The Fall 2010 issue of the Journal of the History of the Behavioral Sciences has just been released online. This issue includes articles on the development of the American Psychological Association’s code of ethics, as well as the relationship between the Rockefeller Foundation, child study initiatives, and race. Titles, authors and abstracts follow below.
“The science of ethics: Deception, the resilient self, and the APA code of ethics, 1966–1973” by Laura Stark. The abstract reads,
This paper has two aims. The first is to shed light on a remarkable archival source, namely survey responses from thousands of American psychologists during the 1960s in which they described their contemporary research practices and discussed whether the practices were “ethical.” The second aim is to examine the process through which the American Psychological Association (APA) used these survey responses to create principles on how psychologists should treat human subjects. The paper focuses on debates over whether “deception” research was acceptable. It documents how members of the committee that wrote the principles refereed what was, in fact, a disagreement between two contemporary research orientations. The paper argues that the ethics committee ultimately built the model of “the resilient self” into the APA’s 1973 ethics code. At the broadest level, the paper explores how prevailing understandings of human nature are written into seemingly universal and timeless codes of ethics.

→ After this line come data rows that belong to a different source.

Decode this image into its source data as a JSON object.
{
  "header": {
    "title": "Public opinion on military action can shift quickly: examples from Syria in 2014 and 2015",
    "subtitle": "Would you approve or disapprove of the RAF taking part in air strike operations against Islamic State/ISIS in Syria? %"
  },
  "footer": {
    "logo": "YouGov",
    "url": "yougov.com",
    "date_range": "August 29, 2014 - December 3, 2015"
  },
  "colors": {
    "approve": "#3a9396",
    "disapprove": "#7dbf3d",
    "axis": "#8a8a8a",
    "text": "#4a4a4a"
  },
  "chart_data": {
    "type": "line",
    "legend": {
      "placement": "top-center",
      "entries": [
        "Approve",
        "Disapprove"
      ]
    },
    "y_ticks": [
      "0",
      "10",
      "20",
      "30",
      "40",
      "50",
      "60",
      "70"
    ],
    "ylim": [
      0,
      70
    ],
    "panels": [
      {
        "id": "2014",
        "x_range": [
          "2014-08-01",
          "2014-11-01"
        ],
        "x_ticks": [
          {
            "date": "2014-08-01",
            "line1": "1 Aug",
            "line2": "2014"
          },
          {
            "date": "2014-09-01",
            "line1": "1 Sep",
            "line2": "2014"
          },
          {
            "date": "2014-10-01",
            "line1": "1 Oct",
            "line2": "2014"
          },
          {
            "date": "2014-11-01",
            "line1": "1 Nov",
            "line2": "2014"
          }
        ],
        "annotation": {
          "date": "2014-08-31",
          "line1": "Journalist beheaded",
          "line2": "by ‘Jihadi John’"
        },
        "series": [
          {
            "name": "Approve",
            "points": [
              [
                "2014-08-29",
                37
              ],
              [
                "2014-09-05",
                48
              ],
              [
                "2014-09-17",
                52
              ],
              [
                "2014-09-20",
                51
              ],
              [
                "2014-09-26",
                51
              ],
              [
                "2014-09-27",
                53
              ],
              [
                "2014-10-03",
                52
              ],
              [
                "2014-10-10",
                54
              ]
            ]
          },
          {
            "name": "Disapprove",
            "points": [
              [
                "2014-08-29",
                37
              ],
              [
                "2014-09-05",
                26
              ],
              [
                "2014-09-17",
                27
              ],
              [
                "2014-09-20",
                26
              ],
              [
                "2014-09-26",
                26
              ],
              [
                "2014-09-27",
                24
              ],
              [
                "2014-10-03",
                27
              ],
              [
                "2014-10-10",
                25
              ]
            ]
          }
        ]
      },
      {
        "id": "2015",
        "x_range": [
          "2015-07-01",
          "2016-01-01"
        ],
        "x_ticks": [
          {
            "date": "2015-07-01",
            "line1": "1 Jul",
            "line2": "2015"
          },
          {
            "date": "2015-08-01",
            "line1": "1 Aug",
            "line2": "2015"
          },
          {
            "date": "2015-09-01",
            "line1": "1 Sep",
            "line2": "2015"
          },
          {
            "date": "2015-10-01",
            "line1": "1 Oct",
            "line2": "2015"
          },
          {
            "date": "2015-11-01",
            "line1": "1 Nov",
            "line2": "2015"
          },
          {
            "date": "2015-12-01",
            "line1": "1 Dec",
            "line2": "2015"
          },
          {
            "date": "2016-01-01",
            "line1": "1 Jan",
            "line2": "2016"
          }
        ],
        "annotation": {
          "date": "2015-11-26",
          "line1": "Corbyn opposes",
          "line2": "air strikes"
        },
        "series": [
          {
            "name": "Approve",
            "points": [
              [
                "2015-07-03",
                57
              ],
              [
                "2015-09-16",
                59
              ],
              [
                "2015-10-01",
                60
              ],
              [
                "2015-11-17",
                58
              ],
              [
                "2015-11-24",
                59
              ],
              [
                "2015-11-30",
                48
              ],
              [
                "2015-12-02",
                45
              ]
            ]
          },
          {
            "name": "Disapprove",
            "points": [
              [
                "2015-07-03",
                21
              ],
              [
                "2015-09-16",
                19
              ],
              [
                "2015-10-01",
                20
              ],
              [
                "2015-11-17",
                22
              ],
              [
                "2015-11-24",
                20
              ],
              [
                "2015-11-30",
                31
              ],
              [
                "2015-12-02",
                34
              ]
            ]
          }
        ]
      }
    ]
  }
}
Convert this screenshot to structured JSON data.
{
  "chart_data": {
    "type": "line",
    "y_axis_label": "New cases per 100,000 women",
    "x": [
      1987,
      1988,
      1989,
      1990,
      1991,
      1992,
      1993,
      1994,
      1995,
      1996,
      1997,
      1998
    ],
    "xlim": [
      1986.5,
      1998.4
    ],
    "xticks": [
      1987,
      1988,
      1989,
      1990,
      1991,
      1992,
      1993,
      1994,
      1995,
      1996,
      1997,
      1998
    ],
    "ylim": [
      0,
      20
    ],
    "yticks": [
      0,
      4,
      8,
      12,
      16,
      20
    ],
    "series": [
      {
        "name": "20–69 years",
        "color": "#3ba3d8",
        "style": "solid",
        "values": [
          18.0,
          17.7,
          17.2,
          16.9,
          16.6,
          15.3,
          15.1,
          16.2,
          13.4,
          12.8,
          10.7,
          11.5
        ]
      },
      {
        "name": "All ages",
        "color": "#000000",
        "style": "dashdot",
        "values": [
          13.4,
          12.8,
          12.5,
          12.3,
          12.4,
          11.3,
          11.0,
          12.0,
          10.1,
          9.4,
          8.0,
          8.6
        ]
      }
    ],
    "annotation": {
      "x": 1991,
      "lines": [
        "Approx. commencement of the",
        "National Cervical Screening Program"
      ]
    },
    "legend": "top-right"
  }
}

“Local knowledge, state power, and the science of industrial labor relations: William Leiserson, David Saposs, and American labor economics in the interwar years” by Jessica Wang. The abstract reads,
Recent scholarship has frequently emphasized modern states’ use of social science to impose universalized conceptions of rationality and order upon diverse, highly localized settings. The New Deal era experiences of William M. Leiserson and David J. Saposs, however, provide an analytical alternative. As students of the pioneering labor economist John R. Commons, Leiserson and Saposs sought to create mechanisms for state oversight of industrial labor relations that recognized local practices and arrangements. Although their approach failed to take hold within the National Labor Relations Board, localized institutional and political contingencies, and not a hegemonic modernism, account best for their frustrated aspirations in the late 1930s.

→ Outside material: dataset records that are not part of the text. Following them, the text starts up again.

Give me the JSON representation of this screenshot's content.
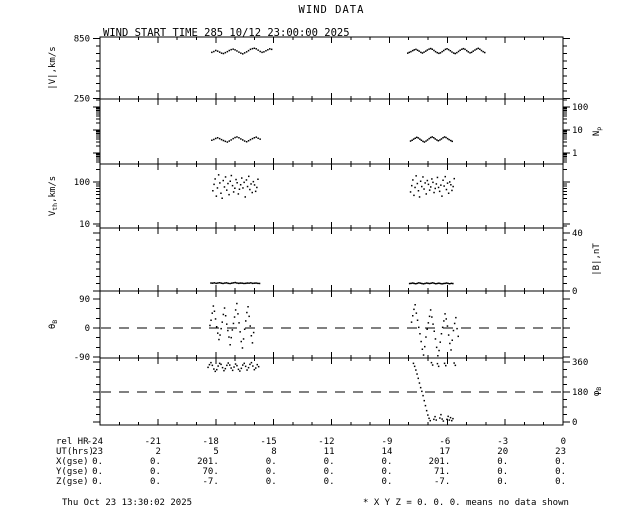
{
  "title": "WIND DATA",
  "subtitle": "WIND START TIME 285 10/12 23:00:00 2025",
  "footer_left": "Thu Oct 23 13:30:02 2025",
  "footer_right": "* X Y Z = 0. 0. 0. means no data shown",
  "colors": {
    "foreground": "#000000",
    "background": "#ffffff"
  },
  "chart_data": {
    "type": "scatter",
    "title": "WIND DATA",
    "x_axis": {
      "label": "rel HR",
      "min": -24,
      "max": 0,
      "minor_step": 1,
      "major_step": 3
    },
    "panels": [
      {
        "name": "bulk-speed",
        "ylabel": [
          {
            "t": "|V|,km/s"
          }
        ],
        "label_side": "left",
        "scale": "linear",
        "vmin": 245,
        "vmax": 865,
        "major_ticks": [
          {
            "v": 850,
            "label": "850"
          },
          {
            "v": 250,
            "label": "250"
          }
        ],
        "minor_ticks": [
          325,
          400,
          475,
          550,
          625,
          700,
          775
        ],
        "connect": false,
        "clusters": [
          {
            "t0": -18.2,
            "dt": 0.1,
            "values": [
              712,
              720,
              731,
              724,
              714,
              704,
              699,
              708,
              719,
              730,
              739,
              744,
              736,
              726,
              713,
              703,
              697,
              706,
              717,
              729,
              741,
              749,
              753,
              746,
              734,
              721,
              711,
              716,
              727,
              737,
              746,
              741
            ]
          },
          {
            "t0": -8.05,
            "dt": 0.085,
            "values": [
              704,
              711,
              719,
              728,
              736,
              741,
              733,
              723,
              712,
              705,
              713,
              724,
              735,
              744,
              750,
              743,
              731,
              719,
              708,
              701,
              707,
              718,
              730,
              741,
              747,
              739,
              727,
              715,
              705,
              699,
              709,
              721,
              733,
              743,
              749,
              741,
              729,
              717,
              707,
              712,
              723,
              735,
              745,
              751,
              742,
              730,
              718,
              710
            ]
          }
        ]
      },
      {
        "name": "proton-density",
        "ylabel": [
          {
            "t": "N"
          },
          {
            "t": "p",
            "sub": true
          }
        ],
        "label_side": "right",
        "scale": "log",
        "vmin": 0.333,
        "vmax": 223,
        "major_ticks": [
          {
            "v": 100,
            "label": "100"
          },
          {
            "v": 10,
            "label": "10"
          },
          {
            "v": 1,
            "label": "1"
          }
        ],
        "minor_ticks": [],
        "connect": false,
        "clusters": [
          {
            "t0": -18.2,
            "dt": 0.1,
            "values": [
              3.6,
              3.9,
              4.3,
              4.6,
              4.2,
              3.8,
              3.5,
              3.2,
              3.0,
              3.3,
              3.7,
              4.2,
              4.7,
              5.0,
              4.6,
              4.1,
              3.7,
              3.3,
              3.1,
              3.4,
              3.8,
              4.2,
              4.6,
              4.9,
              4.4,
              4.0
            ]
          },
          {
            "t0": -7.9,
            "dt": 0.08,
            "values": [
              3.3,
              3.6,
              4.0,
              4.4,
              4.8,
              4.5,
              4.0,
              3.6,
              3.2,
              3.0,
              3.3,
              3.7,
              4.2,
              4.7,
              5.0,
              4.6,
              4.1,
              3.7,
              3.4,
              3.7,
              4.1,
              4.6,
              5.0,
              4.7,
              4.2,
              3.8,
              3.5,
              3.2
            ]
          }
        ]
      },
      {
        "name": "thermal-speed",
        "ylabel": [
          {
            "t": "V"
          },
          {
            "t": "th",
            "sub": true
          },
          {
            "t": ",km/s"
          }
        ],
        "label_side": "left",
        "scale": "log",
        "vmin": 8.03,
        "vmax": 268,
        "major_ticks": [
          {
            "v": 100,
            "label": "100"
          },
          {
            "v": 10,
            "label": "10"
          }
        ],
        "minor_ticks": [],
        "connect": false,
        "clusters": [
          {
            "t0": -18.15,
            "dt": 0.06,
            "values": [
              62,
              88,
              118,
              46,
              72,
              148,
              95,
              54,
              41,
              108,
              76,
              132,
              64,
              92,
              50,
              104,
              142,
              82,
              58,
              71,
              114,
              96,
              52,
              67,
              86,
              124,
              72,
              98,
              44,
              112,
              78,
              136,
              66,
              90,
              56,
              102,
              85,
              60,
              74,
              116
            ]
          },
          {
            "t0": -7.9,
            "dt": 0.058,
            "values": [
              58,
              82,
              112,
              48,
              74,
              140,
              92,
              62,
              44,
              104,
              78,
              132,
              68,
              95,
              52,
              108,
              88,
              64,
              76,
              118,
              98,
              56,
              70,
              90,
              128,
              74,
              60,
              84,
              46,
              110,
              80,
              134,
              66,
              94,
              54,
              100,
              86,
              63,
              78,
              120
            ]
          }
        ]
      },
      {
        "name": "field-magnitude",
        "ylabel": [
          {
            "t": "|B|,nT"
          }
        ],
        "label_side": "right",
        "scale": "linear",
        "vmin": 0,
        "vmax": 43.4,
        "major_ticks": [
          {
            "v": 40,
            "label": "40"
          },
          {
            "v": 0,
            "label": "0"
          }
        ],
        "minor_ticks": [
          5,
          10,
          15,
          20,
          25,
          30,
          35
        ],
        "connect": true,
        "clusters": [
          {
            "t0": -18.25,
            "dt": 0.09,
            "values": [
              5.5,
              5.4,
              5.6,
              5.3,
              5.5,
              5.7,
              5.4,
              5.2,
              5.5,
              5.6,
              5.3,
              5.1,
              5.4,
              5.6,
              5.8,
              5.5,
              5.3,
              5.5,
              5.4,
              5.2,
              5.3,
              5.5,
              5.4,
              5.6,
              5.3,
              5.4,
              5.5,
              5.3,
              5.2
            ]
          },
          {
            "t0": -7.95,
            "dt": 0.08,
            "values": [
              5.1,
              5.3,
              5.5,
              5.2,
              5.0,
              5.3,
              5.6,
              5.4,
              5.1,
              4.9,
              5.2,
              5.5,
              5.3,
              5.1,
              5.4,
              5.6,
              5.3,
              5.0,
              5.2,
              5.4,
              5.1,
              4.9,
              5.1,
              5.3,
              5.5,
              5.2,
              5.0,
              5.3,
              5.1
            ]
          }
        ]
      },
      {
        "name": "theta-b",
        "ylabel": [
          {
            "t": "θ"
          },
          {
            "t": "B",
            "sub": true
          }
        ],
        "label_side": "left",
        "scale": "linear",
        "vmin": -93.1,
        "vmax": 114.8,
        "major_ticks": [
          {
            "v": 90,
            "label": "90"
          },
          {
            "v": 0,
            "label": "0"
          },
          {
            "v": -90,
            "label": "-90"
          }
        ],
        "minor_ticks": [
          -60,
          -30,
          30,
          60
        ],
        "dashed_at": [
          0
        ],
        "connect": false,
        "clusters": [
          {
            "t0": -18.3,
            "dt": 0.058,
            "values": [
              8,
              24,
              46,
              68,
              52,
              28,
              4,
              -16,
              -36,
              -22,
              -2,
              18,
              42,
              62,
              38,
              12,
              -8,
              -28,
              -52,
              -30,
              -6,
              14,
              34,
              56,
              76,
              44,
              16,
              -12,
              -42,
              -62,
              -34,
              -4,
              22,
              48,
              66,
              36,
              6,
              -24,
              -46,
              -14
            ]
          },
          {
            "t0": -7.85,
            "dt": 0.062,
            "values": [
              18,
              38,
              58,
              72,
              46,
              24,
              2,
              -18,
              -42,
              -66,
              -84,
              -58,
              -28,
              -4,
              16,
              36,
              56,
              34,
              12,
              -10,
              -34,
              -60,
              -86,
              -70,
              -44,
              -18,
              2,
              22,
              44,
              28,
              6,
              -22,
              -48,
              -68,
              -38,
              -8,
              14,
              32,
              -2,
              -26
            ]
          }
        ]
      },
      {
        "name": "phi-b",
        "ylabel": [
          {
            "t": "φ"
          },
          {
            "t": "B",
            "sub": true
          }
        ],
        "label_side": "right",
        "scale": "linear",
        "vmin": -18,
        "vmax": 384,
        "major_ticks": [
          {
            "v": 360,
            "label": "360"
          },
          {
            "v": 180,
            "label": "180"
          },
          {
            "v": 0,
            "label": "0"
          }
        ],
        "minor_ticks": [
          45,
          90,
          135,
          225,
          270,
          315
        ],
        "dashed_at": [
          180
        ],
        "connect": false,
        "clusters": [
          {
            "t0": -18.4,
            "dt": 0.075,
            "values": [
              328,
              344,
              356,
              340,
              318,
              304,
              314,
              336,
              352,
              346,
              326,
              308,
              320,
              340,
              354,
              342,
              324,
              310,
              330,
              348,
              338,
              316,
              306,
              322,
              342,
              352,
              334,
              312,
              326,
              346,
              356,
              336,
              314,
              324,
              344,
              332
            ]
          },
          {
            "t0": -7.75,
            "dt": 0.062,
            "values": [
              352,
              334,
              312,
              288,
              262,
              234,
              206,
              184,
              158,
              128,
              98,
              68,
              42,
              22,
              8,
              356,
              342,
              16,
              32,
              12,
              350,
              334,
              24,
              44,
              18,
              6,
              352,
              338,
              16,
              34,
              12,
              26,
              8,
              20,
              354,
              340
            ]
          }
        ]
      }
    ],
    "bottom_table": {
      "rows": [
        {
          "label": "rel HR",
          "values": [
            "-24",
            "-21",
            "-18",
            "-15",
            "-12",
            "-9",
            "-6",
            "-3",
            "0"
          ]
        },
        {
          "label": "UT(hrs)",
          "values": [
            "23",
            "2",
            "5",
            "8",
            "11",
            "14",
            "17",
            "20",
            "23"
          ]
        },
        {
          "label": "X(gse)",
          "values": [
            "0.",
            "0.",
            "201.",
            "0.",
            "0.",
            "0.",
            "201.",
            "0.",
            "0."
          ]
        },
        {
          "label": "Y(gse)",
          "values": [
            "0.",
            "0.",
            "70.",
            "0.",
            "0.",
            "0.",
            "71.",
            "0.",
            "0."
          ]
        },
        {
          "label": "Z(gse)",
          "values": [
            "0.",
            "0.",
            "-7.",
            "0.",
            "0.",
            "0.",
            "-7.",
            "0.",
            "0."
          ]
        }
      ]
    }
  }
}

“A special relationship: Race, child study, and Rockefeller philanthropy” by Katharine S. Milar. The abstract reads,
In 1928, the Laura Spelman Rockefeller Memorial granted funds to the University of Cincinnati to establish a child study and parent education program for African Americans. This paper traces the origin of the idea for this program to a special relationship between the family of John D. Rockefeller, Sr., and Spelman College, an African American women’s college in Atlanta, Georgia. This relationship embodied Rockefeller’s interest in women and children, in Baptist charities, in higher education (especially in the South), and race. The case study of this relationship addresses the larger question: To what purpose was the African American woman to be educated?